L’Associazione nazionale partigiani italiani Anpi non ha apprezzato come Pippo Baudo ha trattato l’ attentato di Via Rasella nel programma Il viaggio, andato in onda lunedì scorso su Rai Tre.

 

Sopo passati 70 anni, sono state fatte  delle ricerche e dei processi. A Roma c’è la casa della memoria, dall’altra parte del fiume, a un quarto d’ora da via Rasella.
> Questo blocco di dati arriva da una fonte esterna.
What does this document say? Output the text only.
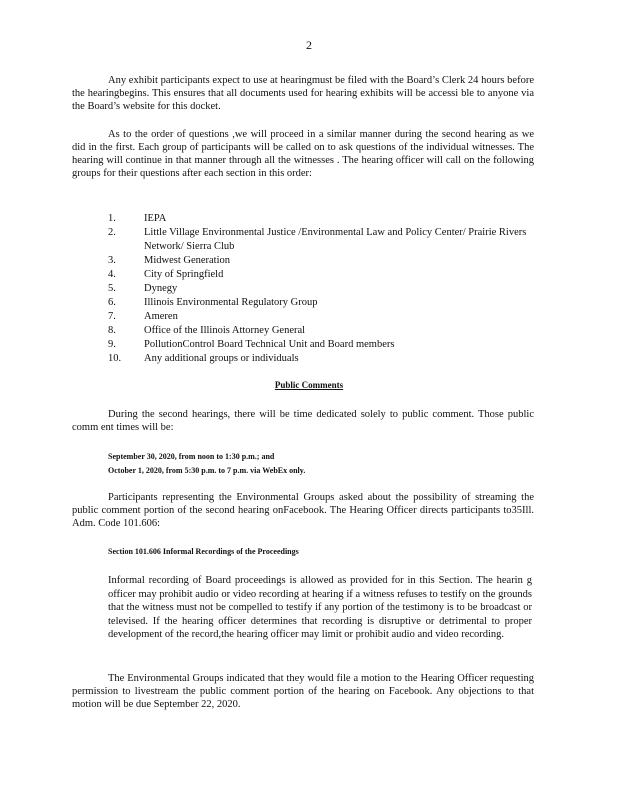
2

Any exhibit participants expect to use at hearingmust be filed with the Board’s Clerk 24 hours before the hearingbegins. This ensures that all documents used for hearing exhibits will be accessi ble to anyone via the Board’s website for this docket.

As to the order of questions ,we will proceed in a similar manner during the second hearing as we did in the first. Each group of participants will be called on to ask questions of the individual witnesses. The hearing will continue in that manner through all the witnesses . The hearing officer will call on the following groups for their questions after each section in this order:

1.	IEPA
2.	Little Village Environmental Justice /Environmental Law and Policy Center/ Prairie Rivers Network/ Sierra Club
3.	Midwest Generation
4.	City of Springfield
5.	Dynegy
6.	Illinois Environmental Regulatory Group
7.	Ameren
8.	Office of the Illinois Attorney General
9.	PollutionControl Board Technical Unit and Board members
10.	Any additional groups or individuals
Public Comments

During the second hearings, there will be time dedicated solely to public comment. Those public comm ent times will be:

September 30, 2020, from noon to 1:30 p.m.; and
October 1, 2020, from 5:30 p.m. to 7 p.m. via WebEx only.

Participants representing the Environmental Groups asked about the possibility of streaming the public comment portion of the second hearing onFacebook. The Hearing Officer directs participants to35Ill. Adm. Code 101.606:

Section 101.606 Informal Recordings of the Proceedings

Informal recording of Board proceedings is allowed as provided for in this Section. The hearin g officer may prohibit audio or video recording at hearing if a witness refuses to testify on the grounds that the witness must not be compelled to testify if any portion of the testimony is to be broadcast or televised. If the hearing officer determines that recording is disruptive or detrimental to proper development of the record,the hearing officer may limit or prohibit audio and video recording.

The Environmental Groups indicated that they would file a motion to the Hearing Officer requesting permission to livestream the public comment portion of the hearing on Facebook. Any objections to that motion will be due September 22, 2020.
Eppure Pippo Baudo, per descrivere l’accaduto ha scelto come voce narrante dei fatti il  responsabile militare del sacrario delle fosse Ardeatine, che ha scambiato i Gap, Gruppi di azione patriottica per Gruppi Armati Proletari, con un rocambolesco salto agli anni di piombo. Strano che non abbia detto che i Bozen erano altoatesini e che i partigiani  uccisero italiani altoatesini e non tedeschi.

 

 

I FATTI: Il 23 marzo del 1943 in via Rasella, i Gruppi di Azione Patriottica fecero esplodere una bomba contro un reparto delle truppe di occupazione tedesche, l’SS-Polizei-Regiment Bozen. L’esplosione causò un totale di 33 soldati tedeschi morti.  21 ore dopo l’azione i tedeschi  decisero di fucilare 10 italiani per ogni soldato morto, come rappresaglia all’attentato. 335 innocenti furono uccisi alle fosse Ardeatine e per  celare il posto dell’eccidio, i tedeschi fecero esplodere delle bombe all’ingresso delle cave Ardeatine.

 
LA POLEMICA: Durante la trasmissione  il maggiore dell’esercito Sardone, intervistato da Pippo Baudo afferma che: erano stati affissi dai tedeschi manifesti per tutta Roma che intimavano ai partigiani colpevoli dell’attentato di consegnarsi,oppure  sarebbero state fucilati 10 italiani per ogni tedesco morto. Argomento questo che ha molto infervorato l’Anpi, che ha  ripubblicato  le parole del Feldmaresciallo Kesserling nel processo Kappler, parole che negano l’esistenza di manifesti e di appelli prima della strage compiuta in sole 21 ore dall’attentato. L’Anpi  inoltre  non ha ritenuto accettabili alcune affermazioni formulate durante l’intervista: espressioni come attentato terroristico e responsabili che non si presentarono sono state il punto di partenza delle polemiche mosse dall’associazione.

 

 

LE SCUSE: Baudo, dopo vari battibecchi in cui ha cercato di dire la sua, ha riferito in un comunicato: Sono dispiaciuto. La mia posizione politica è nota, sono antifascista e antinazista. Lungi da me attaccare gli antifascisti. Con la mia puntata sulle Fosse Ardeatine volevo molto semplicemente rendere omaggio alle 335 vittime della ferocia nazista, persone che in buona parte non c’entravano nulla con la guerra.